There are numerous data-driven models, which have been used for time series forecasting like Multiple Linear Regression (MLR) (Abbasi et al. 2021), K-Nearest Neighbor (KNN) (Modaresi et al. 2018), and Artificial Neural Networks (ANN) (Khazaee Poul et al. 2019). The mentioned models are the classic Data-Driven Forecasting Frameworks (DDFF). Recently, using Wavelet-based Data-Driven Forecasting Frameworks (WDDFF) the accuracy of forecasting models has been Improved (Afan et al. 2016; Dixit et al. 2016; Fahimi et al. 2017; Sang 2013; Yaseen et al. 2015). However, there are problems with WDDFF application in real-world case studies that are originated from misinterpretation of parameters, which, result in an invalid response (Du et al. 2017; Quilty and Adamowski 2018; Zhang et al. 2015). These issues are about determining the appropriate decomposition level, wavelet filter, data partitioning, and boundary condition (Quilty and Adamowski 2018). Quilty and Adamowski (2018) tried to address these issues and solve part of these problems. For instance, they showed that only AT and MODWT are the preprocessing models, which do not use future data in the decomposition process. The other models like Discrete Wavelet Transform (DWT), because of using future data in the decomposition process could not be used for real-world forecasting problems (Quilty and Adamowski 2018). When DWT is calculating wavelet and scaling coefficient in time step t, it will use recorded data in time step t + a. Meanwhile, the a value varies and depends on the kind of filter, its length, and decomposition level.
Boundary Condition (BC) causes the main source of error in using WDDFF (Aussem 1998; Bakshi 1999; Maheswaran and Khosa 2012; Quilty and Adamowski 2018). When we use MODWT and calculate wavelet and scaling coefficients for a time series in time step t, it uses recorded data in time step t – a. You should notice that for the a initial number time steps there are no previous records. Therefore, the calculated coefficients for initial a time steps are incorrect and we call them boundary-affected data. To achieve an accurate result the boundary-affected time steps should be removed (Quilty and Adamowski 2018).

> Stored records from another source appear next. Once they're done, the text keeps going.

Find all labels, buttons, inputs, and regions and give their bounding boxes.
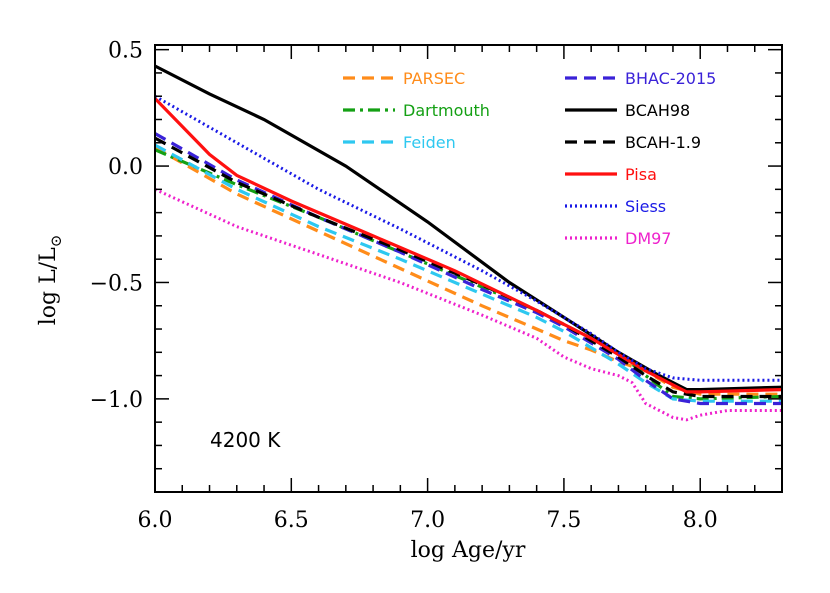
legend-label-bcah-1-9: BCAH-1.9	[625, 133, 701, 152]
y-axis-title: log L/L⊙	[36, 235, 65, 326]
plot-frame	[154, 44, 783, 493]
y-axis-title-sub: ⊙	[47, 235, 65, 248]
series-line-dm97	[155, 187, 782, 422]
x-tick-label: 7.0	[410, 508, 445, 533]
legend-label-siess: Siess	[625, 197, 666, 216]
legend-label-feiden: Feiden	[403, 133, 456, 152]
y-tick-label: −1.0	[90, 388, 143, 413]
y-tick-label: 0.0	[108, 155, 143, 180]
legend-label-parsec: PARSEC	[403, 69, 465, 88]
series-layer	[155, 64, 782, 422]
y-tick-label: −0.5	[90, 271, 143, 296]
legend: PARSEC Dartmouth Feiden BHAC-2015 BCAH98 BCAH…	[343, 69, 716, 248]
y-tick-label: 0.5	[108, 39, 143, 64]
series-line-parsec	[155, 146, 782, 396]
x-tick-label: 6.5	[274, 508, 309, 533]
series-line-bcah98	[155, 64, 782, 392]
y-axis-title-main: log L/L	[36, 247, 61, 325]
series-line-bhac-2015	[155, 132, 782, 406]
legend-label-pisa: Pisa	[625, 165, 657, 184]
x-axis-title: log Age/yr	[411, 538, 526, 563]
series-line-siess	[155, 94, 782, 382]
x-tick-label: 7.5	[546, 508, 581, 533]
legend-label-dartmouth: Dartmouth	[403, 101, 490, 120]
series-line-bcah-1-9	[155, 136, 782, 399]
temperature-annotation: 4200 K	[210, 428, 281, 452]
legend-label-dm97: DM97	[625, 229, 671, 248]
x-tick-label: 6.0	[138, 508, 173, 533]
legend-label-bhac-2015: BHAC-2015	[625, 69, 716, 88]
series-line-feiden	[155, 143, 782, 403]
series-line-pisa	[155, 97, 782, 394]
x-tick-label: 8.0	[683, 508, 718, 533]
ticks-layer: 6.0 6.5 7.0 7.5 8.0 0.5 0.0 −0.5 −1.0	[90, 39, 783, 533]
svg-text:log L/L⊙: log L/L⊙	[36, 235, 65, 326]
legend-label-bcah98: BCAH98	[625, 101, 690, 120]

Another addressed problem by Quilty and Adamowski (2018) is the selection of suitable decomposition levels and wavelet filters. As the most significant objective of this investigation, we are proposing a novel solution for this problem, which works based on the entropy concept. Entropy has been used in different problems. For the first time, we use it to determine the appropriate decomposition level and the most suitable filter. We will use the predictability concept to solve this problem. Predictability is an index that shows how well the future time steps of a time series could be predicted (Lorenz 1969). Predictability could be measured using measurement indexes like Lyapunov exponents (Palmer and Hagedorn 2006), recurrence measures (Marwan et al. 2002; Pospelov et al. 2019), and information entropic measures (Garland et al. 2014; Guntu et al. 2020). In this paper, we will calculate the entropy of decomposed wavelet and scaling coefficients to reach the decomposition level and filter with the best predictability.
In the following sections we will discuss about: 1) How entropy helps to determine a suitable decomposition level as a novel work; 2) How to determine a suitable wavelet filter using entropy as a novel work; 3) Use the Quilty and Adamowski (2018) achievements in developing a correct WDDFF using our new Maximal Overlap Discrete Wavelet Entropy Transform (MODWET) like boundary affected data elimination; 4) We will implement the MODWET in a WDDFF to practice WDDFF in a real-world streamflow one-month ahead forecasting case study (CAMELS data set); 5) Finally, we will compare the result of modeling using WDDFF and DDFF to find out which one is more accurate (Addor et al. 2017).